Henrietta Luk, gérante actions asiatiques chez Dalton Strategic Partnership, a décidé d’abandonner la gestion du fonds Melchior Asian Opportunities et de se retirer du secteur de la gestion d’actifs, a appris Citywire Selector. L’intéressée va en effet démissionner, selon le site d’information, après 12 ans au sein de la société et près de 30 ans de carrière dans l’industrie. La gestion du fonds Melchior Asian Opportunities va être reprise par Nick Mottram, gérant de portefeuille spécialisé dans les actions internationales.

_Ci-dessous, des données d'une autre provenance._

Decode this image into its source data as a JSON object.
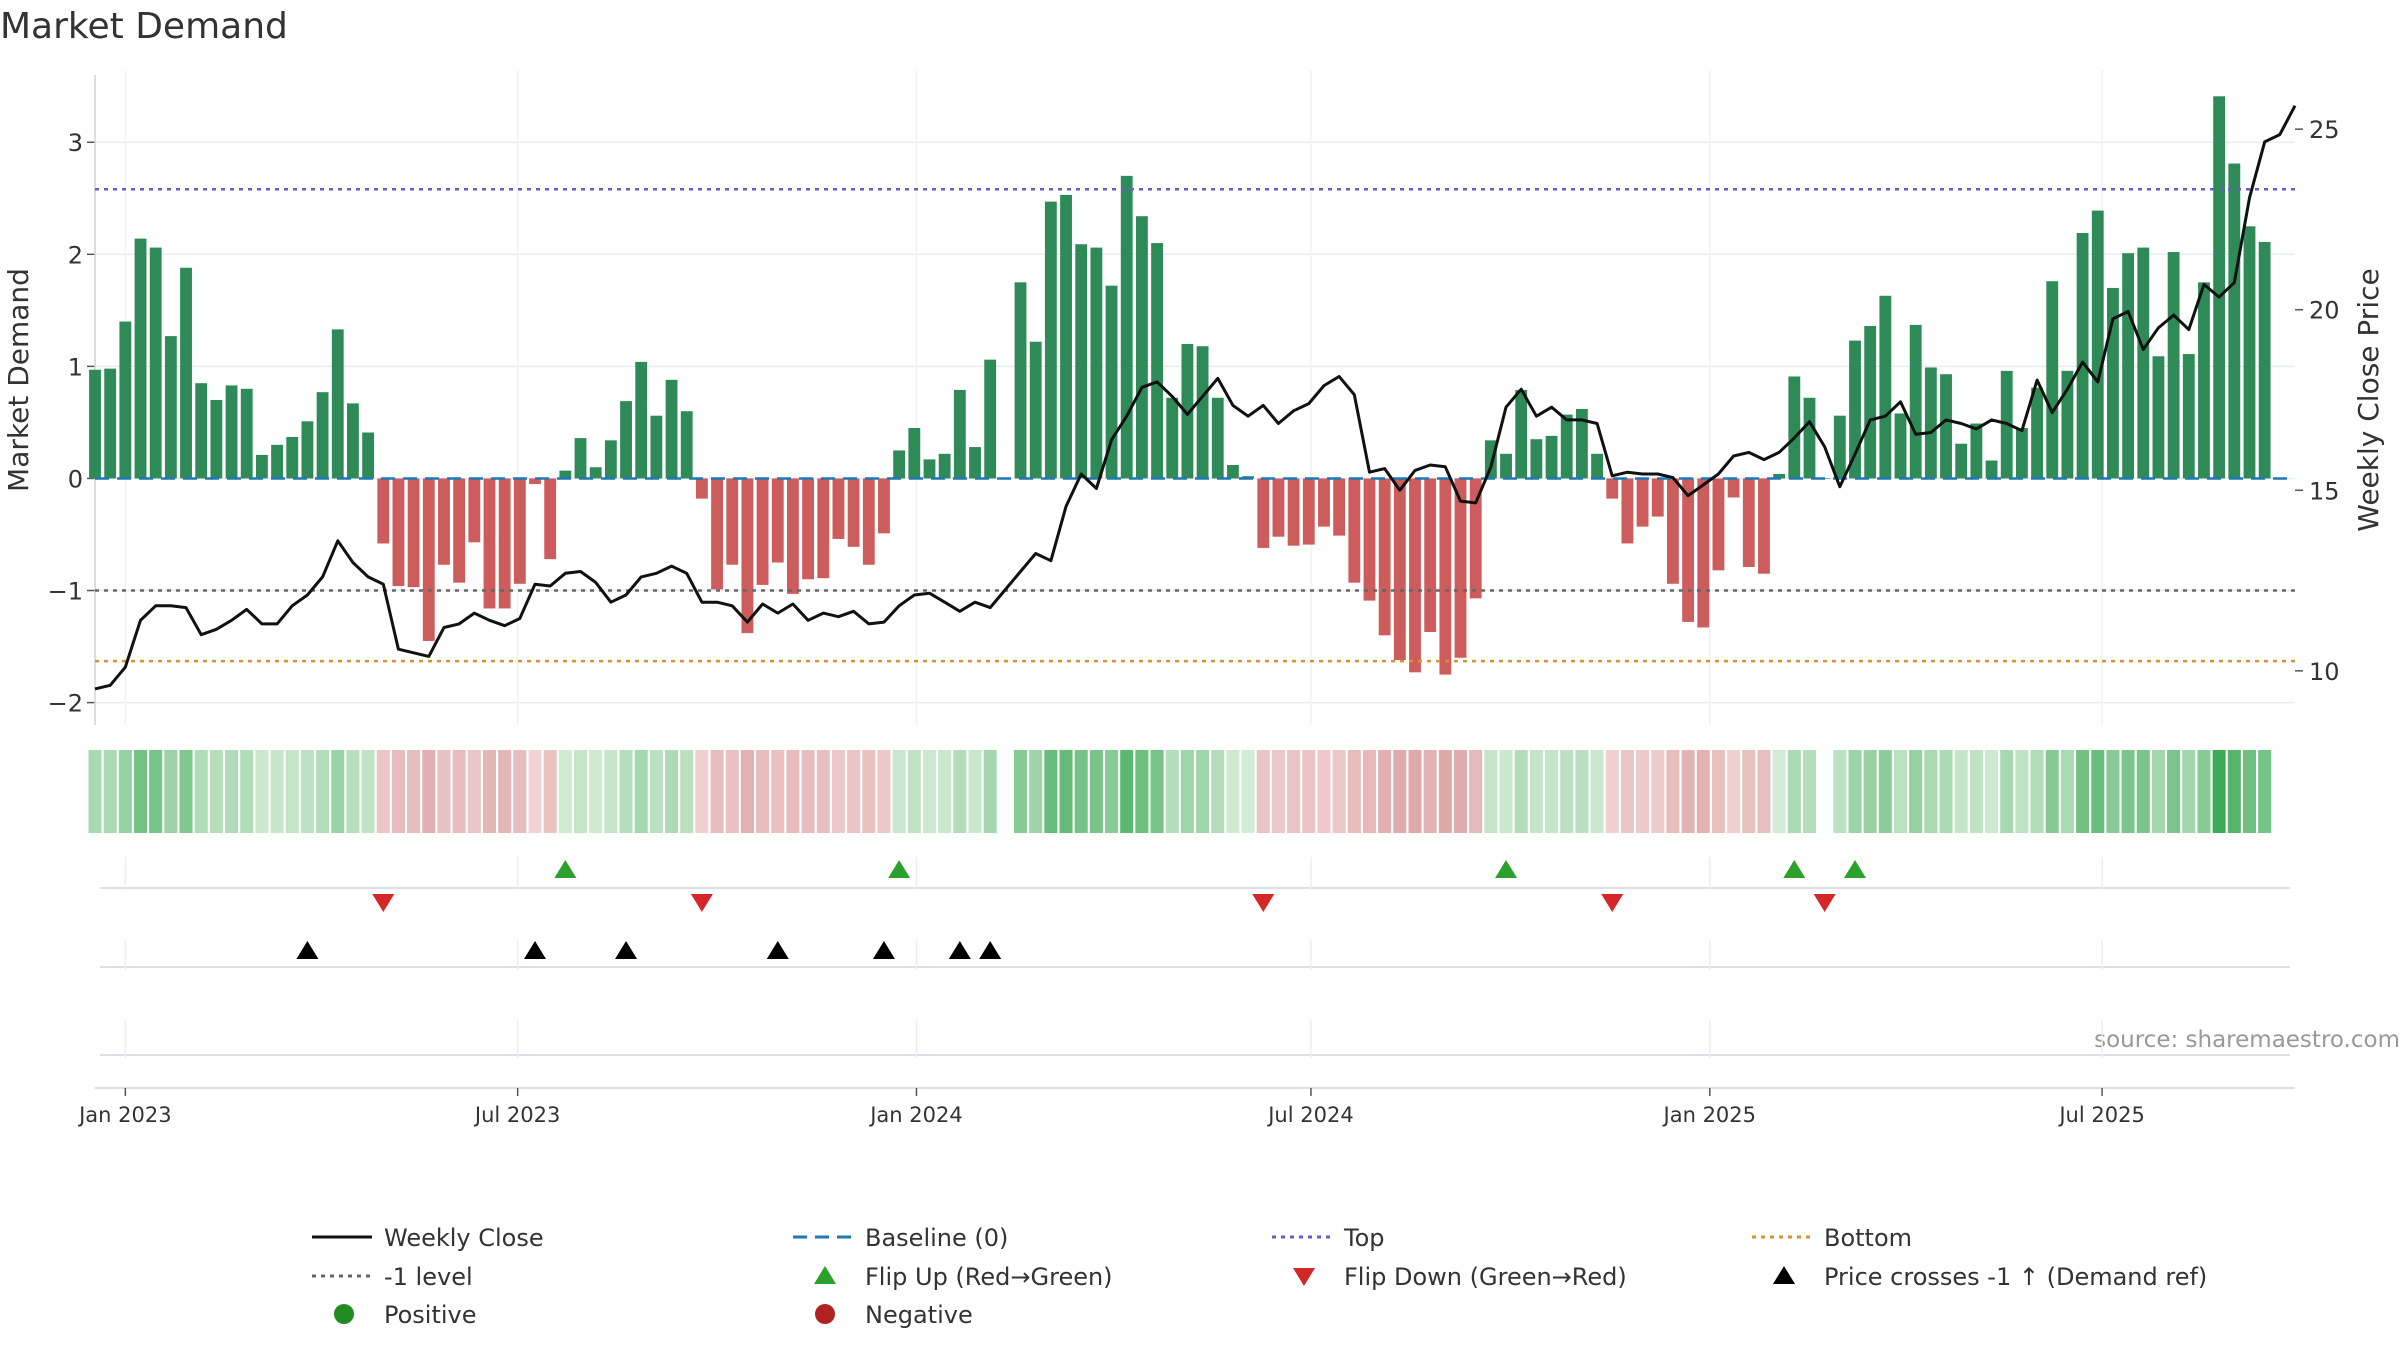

Début d’année faste pour Man Group. Au cours du premier semestre 2017, le gestionnaire d’actifs alternatifs britannique, spécialiste des hedge funds, a en effet vu ses actifs sous gestion bondir de 19% pour atteindre 95,9 milliards de dollars à fin juin 2017 contre 80,9 milliards de dollars à fin 2016, a-t-il annoncé lors de la publication de ses résultats. Cette forte croissance est à mettre au crédit d’une collecte nette de 8,2 milliards de dollars sur les premiers mois de 2017, contre 1 milliard de dollars seulement au premier semestre 2016. Au cours du semestre écoulé, ses stratégies alternatives ont drainé 3,7 milliards de dollars de flux nets entrants tandis que ses fonds « long only » ont attiré 4,5 milliards de dollars de souscriptions nettes.En parallèle, Man Group a bénéficié de l’acquisition du gestionnaire d’actifs immobiliers Aalto qui lui a apporté 1,8 milliards de dollars d’actifs supplémentaires. Enfin, la société de gestion a pu compter sur un effet de marché positif de 3,9 milliards de dollars et un effet de change positif de 1,9 milliards de dollars.Tout n’est cependant pas au beau fixe. Le groupe a en effet pâti d’une certaine érosion des marges. « Nos marges ont été comprimées au cours du premier semestre en raison de l’obtention de plusieurs mandats importants à faible marge, ce qui explique que nos commissions de gestion ont progressé à un moindre rythme », a admis Luke Ellis, directeur général de Man Group. De fait, ses revenus nets s’inscrivent à 461 millions de dollars à fin juin 2017 contre 421 millions de dollars à fin juin 2016, soit une croissance de 9,5% sur un an. Une progression essentiellement portée par ses commissions de performance qui ont dégagé 83 millions de dollars de revenus à fin juin 2017 contre 40 millions de dollars à fin juin 2016. En revanche, les revenus tirés de ses commissions de gestion s’établissent à 378 millions de dollars au 30 juin 2017, en repli de 7,9% sur un an.« Le premier semestre a été inhabituel à la fois en matière de flux nets de capitaux et du niveau de compression des marges, a reconnu Luke Ellis. Nous nous attendons à une modération de ces deux éléments au deuxième semestre, notamment au vu du caractère irrégulier des flux institutionnels. »A l’issue du premier semestre 2017, son bénéfice ajusté avant impôt ressort à 145 millions de dollars, en hausse de 48% sur un an. Son bénéfice avant impôt s’établit à 76 millions de livres à fin juin 2017, en croissance de 38% sur un an.